Officer Eastwoodho. In Pursuit. First and Pawket
he wrote on his message slate and tossed it out of the window to his runner.

 

 

    The chair-boys he was chasing were good. They jogged into the slow lane on Skinner’s, and then cut a daring sharp right across the traffic onto Mermaid. A keg-wagon had to break sharply as they cut it up, and almost jack-knifed. Traces and wiffleboards tore loose, and upset barrels exploded on the road. His own chair-men were highly trained and fitted with the latest in anti-slip boot soles. They leapt the debris, dodged the prancing horses and the bellowing drover, and banked hard into Mermaid.

 

 

    Ahead, the quarry rounded into Cordwainer Street, the chair leaning out dangerously with the torque. Eastwoodho lit his blue-lensed lamp, hung it out on the roof of the chaise, and began ringing his handbell. People stopped and looked.

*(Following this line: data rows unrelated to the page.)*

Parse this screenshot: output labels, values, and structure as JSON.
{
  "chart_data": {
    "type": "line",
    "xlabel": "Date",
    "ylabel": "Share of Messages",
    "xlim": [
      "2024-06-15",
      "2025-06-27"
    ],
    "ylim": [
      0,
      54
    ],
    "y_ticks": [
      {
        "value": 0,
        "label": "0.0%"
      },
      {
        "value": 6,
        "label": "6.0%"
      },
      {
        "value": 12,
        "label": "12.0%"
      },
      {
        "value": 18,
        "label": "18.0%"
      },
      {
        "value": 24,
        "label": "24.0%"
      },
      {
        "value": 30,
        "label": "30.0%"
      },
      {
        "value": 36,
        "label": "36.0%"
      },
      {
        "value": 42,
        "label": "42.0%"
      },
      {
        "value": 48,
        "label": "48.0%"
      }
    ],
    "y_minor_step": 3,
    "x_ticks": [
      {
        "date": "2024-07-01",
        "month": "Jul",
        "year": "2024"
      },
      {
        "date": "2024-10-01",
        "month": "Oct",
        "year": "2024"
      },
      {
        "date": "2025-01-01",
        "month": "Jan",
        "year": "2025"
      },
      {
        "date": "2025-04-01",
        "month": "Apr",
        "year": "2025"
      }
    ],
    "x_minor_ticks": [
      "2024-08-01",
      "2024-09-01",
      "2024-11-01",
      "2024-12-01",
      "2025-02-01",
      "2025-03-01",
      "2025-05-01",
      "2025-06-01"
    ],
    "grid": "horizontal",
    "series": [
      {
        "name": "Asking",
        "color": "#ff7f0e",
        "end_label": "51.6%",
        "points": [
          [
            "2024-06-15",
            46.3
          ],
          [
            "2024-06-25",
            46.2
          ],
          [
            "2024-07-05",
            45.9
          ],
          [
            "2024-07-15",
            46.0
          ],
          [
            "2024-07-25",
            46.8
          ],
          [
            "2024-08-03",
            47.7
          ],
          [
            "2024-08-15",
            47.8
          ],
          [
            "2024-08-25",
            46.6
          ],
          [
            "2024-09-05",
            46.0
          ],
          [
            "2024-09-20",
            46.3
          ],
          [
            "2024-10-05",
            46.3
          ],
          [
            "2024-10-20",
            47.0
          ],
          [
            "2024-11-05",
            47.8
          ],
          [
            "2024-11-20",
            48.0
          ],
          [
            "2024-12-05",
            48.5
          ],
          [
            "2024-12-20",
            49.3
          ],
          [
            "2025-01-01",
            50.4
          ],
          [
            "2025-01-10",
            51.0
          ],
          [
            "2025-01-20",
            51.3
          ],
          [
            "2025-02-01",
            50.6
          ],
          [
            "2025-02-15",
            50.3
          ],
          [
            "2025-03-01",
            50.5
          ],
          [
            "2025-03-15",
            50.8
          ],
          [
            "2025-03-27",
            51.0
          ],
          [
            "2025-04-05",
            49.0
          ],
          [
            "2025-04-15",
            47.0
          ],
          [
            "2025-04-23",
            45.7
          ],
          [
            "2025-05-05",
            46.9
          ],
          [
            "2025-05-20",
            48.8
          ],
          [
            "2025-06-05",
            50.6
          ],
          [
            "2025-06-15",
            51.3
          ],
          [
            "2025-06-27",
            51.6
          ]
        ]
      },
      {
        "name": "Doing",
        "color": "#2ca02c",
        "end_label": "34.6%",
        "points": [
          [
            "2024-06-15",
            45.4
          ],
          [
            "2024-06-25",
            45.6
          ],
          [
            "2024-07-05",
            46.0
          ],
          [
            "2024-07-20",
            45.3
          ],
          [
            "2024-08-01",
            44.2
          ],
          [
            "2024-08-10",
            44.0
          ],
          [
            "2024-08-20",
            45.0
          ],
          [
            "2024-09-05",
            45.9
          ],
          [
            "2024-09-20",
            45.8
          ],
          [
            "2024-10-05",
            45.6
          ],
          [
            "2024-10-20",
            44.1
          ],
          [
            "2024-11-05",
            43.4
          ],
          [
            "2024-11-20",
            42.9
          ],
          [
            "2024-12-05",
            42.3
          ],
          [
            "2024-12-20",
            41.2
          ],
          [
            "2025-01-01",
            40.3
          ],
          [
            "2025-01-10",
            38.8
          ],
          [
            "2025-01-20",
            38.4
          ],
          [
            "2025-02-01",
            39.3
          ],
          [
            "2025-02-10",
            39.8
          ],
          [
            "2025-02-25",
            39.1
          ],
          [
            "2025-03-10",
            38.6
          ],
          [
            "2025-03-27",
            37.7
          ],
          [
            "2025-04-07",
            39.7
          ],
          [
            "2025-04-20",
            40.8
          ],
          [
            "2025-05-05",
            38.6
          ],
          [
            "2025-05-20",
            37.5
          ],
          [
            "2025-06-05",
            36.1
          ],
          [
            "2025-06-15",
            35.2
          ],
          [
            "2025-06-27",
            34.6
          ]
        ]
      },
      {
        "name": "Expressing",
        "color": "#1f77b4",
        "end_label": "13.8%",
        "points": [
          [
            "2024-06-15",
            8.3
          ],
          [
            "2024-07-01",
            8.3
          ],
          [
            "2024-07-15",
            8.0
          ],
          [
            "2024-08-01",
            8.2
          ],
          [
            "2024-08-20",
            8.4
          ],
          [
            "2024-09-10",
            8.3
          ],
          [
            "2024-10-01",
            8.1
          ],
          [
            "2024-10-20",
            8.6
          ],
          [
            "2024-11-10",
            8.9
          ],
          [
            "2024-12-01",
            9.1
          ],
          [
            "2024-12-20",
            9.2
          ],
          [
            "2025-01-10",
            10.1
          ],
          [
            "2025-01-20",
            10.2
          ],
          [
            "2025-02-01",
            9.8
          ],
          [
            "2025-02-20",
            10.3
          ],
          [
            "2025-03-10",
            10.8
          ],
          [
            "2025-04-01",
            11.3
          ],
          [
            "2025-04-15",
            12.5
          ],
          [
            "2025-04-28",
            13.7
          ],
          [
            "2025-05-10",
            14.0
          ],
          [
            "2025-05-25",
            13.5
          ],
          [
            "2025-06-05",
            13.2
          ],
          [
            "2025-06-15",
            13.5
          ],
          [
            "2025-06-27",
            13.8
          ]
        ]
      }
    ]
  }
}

They got out of his way quickly, and he liked it like that.

 

 

    From Cordwainer, they really picked up speed, and began to close on the suspect vehicle. The runaway’s men were panting and red in the face. His CIA men were known for their high performance and road-holding. Eastwoodho had his gun ready.

 

 

    Without warning, the quarry cut left into Swithen’s. Eastwoodho’s vehicle overshot, did a heel-brake turn, ran backwards, and pelted off after it. A dangerous corner down into Craven Hill almost had them spinning out. The right shoe of his front runner pattered out across the cobbles, but he managed to right himself and keep up the pace. Eastwoodho rang his bell so hard, the clapper flew off out of the window.

 

 

    They drew alongside the quarry: chairs and runners bobbing and thundering down Broderers Lane, neck and neck. Eastwoodho leaned out of the window.

 

 

    “Pull over!” he yelled. The blond man in the other chair looked across at him and shrugged in confusion.

 

 

“Me?” he mouthed.

 

    Eastwoodho reached for his gun, but heard his front chairman gasp in alarm. The end of the lane was the site for an occasional market, and Friday was one of those occasions. The stalls narrowed the lane width to single file. The thoroughfare wasn’t wide enough for both speeding sedans.

 

 

    “Brakes!” screamed Eastwoodho. They skidded, and knocked sideways into a stand of vegetables.

 

 

    Eastwoodho screeched, leapt out of the pranged chair and spat out a lump of rogue aubergine.

 

 

    The quarry had fared no better. Trying to pull clear, it had caught on the awning of a lace-maker’s stall, and the chairmen were currently trying to reverse out of a pile of ruffs. Eastwoodho ran across to them with his gun braced in a straight-armed, two-handed grip.

 

 

    “Hands up! Now!” he snarled. The chair-men obliged, and the sedan thumped heavily onto the cobbles.

 

 

    “You in the chair! Step out! Keep your hands where I can see them. Step out and place your hands on the hood. Now!”

 

 

    The blond man in French clothes clambered out of the sedan as instructed.

 

 

    “Trying to give me the slip, eh, punk?” Eastwoodho began. He narrowed his papercut eyes.

 

 

    The blond wig slipped off.

 

 

    “I think that was sort of the idea,” smiled I, Wllm Beaver. “Now what happens?”

 

 

9
Lady Scritti of Trabant, after the first night of Titus Androgynous.
10
Cyril Scrope Esq., after three bottles of sack.

 

11
I honestly do not know, but he sounds like the most tremendous twat.

 

 

 

 

 

 

 

THE FIFTEENTH CHAPTER.

 

 

More of what happened on Friday

 

 

(which includeth a great, great 
SECRET
).

 

 

At roughly the same moment, as the disjointed strokes of noon began to peal out across the City from an unnecessary number of clock-towers, another sedan came to rest in Oxstalls Lane, Deptford, and the fare climbed out and awarded his chair-men a handsome tip.

 

 

    “Suck a peppermint comfit after eating garlicked sirloin, and you might pick a few more fares,” he said.

 

 

    The fare was dressed all in black, with a high, goffered collar, and a felt cap scrunched low on his head. It was turning into quite a warm day, and the clothes were heavy and hot, but Louis Cedarn preferred their stuffy weight to the possibilities of discovery, followed by death and several other unpleasantnesses that he could amply imagine.